Если так случится, раскрошатся вены

Елизавета Борзая
Синеватая сцена. И никого никогда будто здесь не было.
Она открыла глаза, планета из говна закрыла все двери.
Ноги содрогнулись и рухнули под тело. Так хотелось кричать.
Но выходило только уродливо сгибать пальцы и щуриться от боли и досады.
Из-за неведомой ранее кости в горле воздух задерживался у гланд и гнил.
Она растеклась по сцене и стала вспоминать то мгновение, которое вихрем понесло ее стопы подальше от слов гадких.
Будто тогда умерли все.
Пытаясь вытащить вибрирующий телефон из кармана платья, она больно бухнула локоть о пол и завыла, застонала, забилась однодневкой.
Она вспоминала, как в миг изменилось лицо навсегдашнего человека, узнавшего, что Навсегда предало его.

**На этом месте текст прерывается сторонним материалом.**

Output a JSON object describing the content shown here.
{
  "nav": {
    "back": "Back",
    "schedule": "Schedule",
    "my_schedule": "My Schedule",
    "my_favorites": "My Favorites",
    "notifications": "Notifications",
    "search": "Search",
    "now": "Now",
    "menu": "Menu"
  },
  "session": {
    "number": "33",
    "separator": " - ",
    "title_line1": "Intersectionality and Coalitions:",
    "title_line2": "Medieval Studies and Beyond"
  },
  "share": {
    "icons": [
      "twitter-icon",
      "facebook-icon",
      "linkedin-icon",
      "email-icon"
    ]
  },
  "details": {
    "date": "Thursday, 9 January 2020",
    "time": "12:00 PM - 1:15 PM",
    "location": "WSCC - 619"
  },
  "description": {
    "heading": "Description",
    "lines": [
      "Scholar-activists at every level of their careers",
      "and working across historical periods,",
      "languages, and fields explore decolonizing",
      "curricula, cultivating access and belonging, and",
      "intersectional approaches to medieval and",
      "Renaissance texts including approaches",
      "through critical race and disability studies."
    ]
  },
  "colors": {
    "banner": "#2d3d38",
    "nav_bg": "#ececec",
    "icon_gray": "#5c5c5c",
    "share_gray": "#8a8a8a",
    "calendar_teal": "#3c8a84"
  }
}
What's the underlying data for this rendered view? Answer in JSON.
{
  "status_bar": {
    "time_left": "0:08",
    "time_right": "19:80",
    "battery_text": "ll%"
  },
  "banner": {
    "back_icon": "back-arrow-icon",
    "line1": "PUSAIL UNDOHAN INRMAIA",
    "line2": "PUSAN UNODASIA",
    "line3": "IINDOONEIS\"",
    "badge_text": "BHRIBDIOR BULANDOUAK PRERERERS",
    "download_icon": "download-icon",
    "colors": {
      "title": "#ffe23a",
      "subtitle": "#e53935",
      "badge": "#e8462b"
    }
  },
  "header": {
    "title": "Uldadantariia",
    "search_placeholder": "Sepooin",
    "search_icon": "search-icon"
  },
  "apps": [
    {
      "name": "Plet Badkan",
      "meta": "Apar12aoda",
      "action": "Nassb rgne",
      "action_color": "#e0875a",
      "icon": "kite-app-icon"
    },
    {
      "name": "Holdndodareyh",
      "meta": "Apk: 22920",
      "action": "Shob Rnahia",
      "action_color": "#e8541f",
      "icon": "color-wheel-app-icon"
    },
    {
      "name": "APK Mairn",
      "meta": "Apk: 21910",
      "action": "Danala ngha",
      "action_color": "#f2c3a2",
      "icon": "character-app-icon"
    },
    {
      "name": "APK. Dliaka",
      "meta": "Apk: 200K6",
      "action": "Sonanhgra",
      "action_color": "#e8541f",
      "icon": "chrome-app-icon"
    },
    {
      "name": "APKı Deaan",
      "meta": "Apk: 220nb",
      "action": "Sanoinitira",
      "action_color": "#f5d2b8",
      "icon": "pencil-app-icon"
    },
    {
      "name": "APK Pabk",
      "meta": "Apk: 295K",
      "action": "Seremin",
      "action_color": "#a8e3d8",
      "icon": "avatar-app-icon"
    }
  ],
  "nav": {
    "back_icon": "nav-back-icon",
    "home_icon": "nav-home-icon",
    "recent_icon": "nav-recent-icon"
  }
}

И, спрятав, ярость и агонию несчастья далеко, чтобы не спугнуть, сказал тихо:
"Так получается, я с тобой не уеду..."
Домино по ее венам понеслось, разбивая вены.
Лицо задрожало, глаза утопились.
А он ведь не мог уйти с работы, а она могла уйти из жизни только из-за осознания будущего одиночества, которое обещало когда-то больше не заходить даже на чай.
И вот вечер, старая зловонная сцена, мятые ладони от мелких камней на бетонном полу.
И только шепчет: "Найди меня и спаси в последний раз."
И знаете, замечательные мои, он ведь нашел ее.
И вот он обычно такой будничный был, что не хотелось мечтать, не хотелось красоваться, он устранял мир, вознося вечность в потертых старых джинсах до последних небес.
А сейчас его важность, которую он принес с собой в ладонях, перенеслась в ее руки и заколдовала их.
Они обвили шею, прижались и стали так громко и яростно плакать, что, если бы их слезы вызывали дождь, то человечество не спаслось бы.
- Я ведь так умру, я ведь так просто не смогу вставать с постели. Я ведь хочу, чтобы ты будил меня по утрам. Я буду спать назло всему своему будущему, ожидая твоего поцелуя.
- Прости, пожалуйста, прости... Я люблю тебя.
- И я тебя люблю.
И она уехала одна и, скорее всего, умерла там от горя.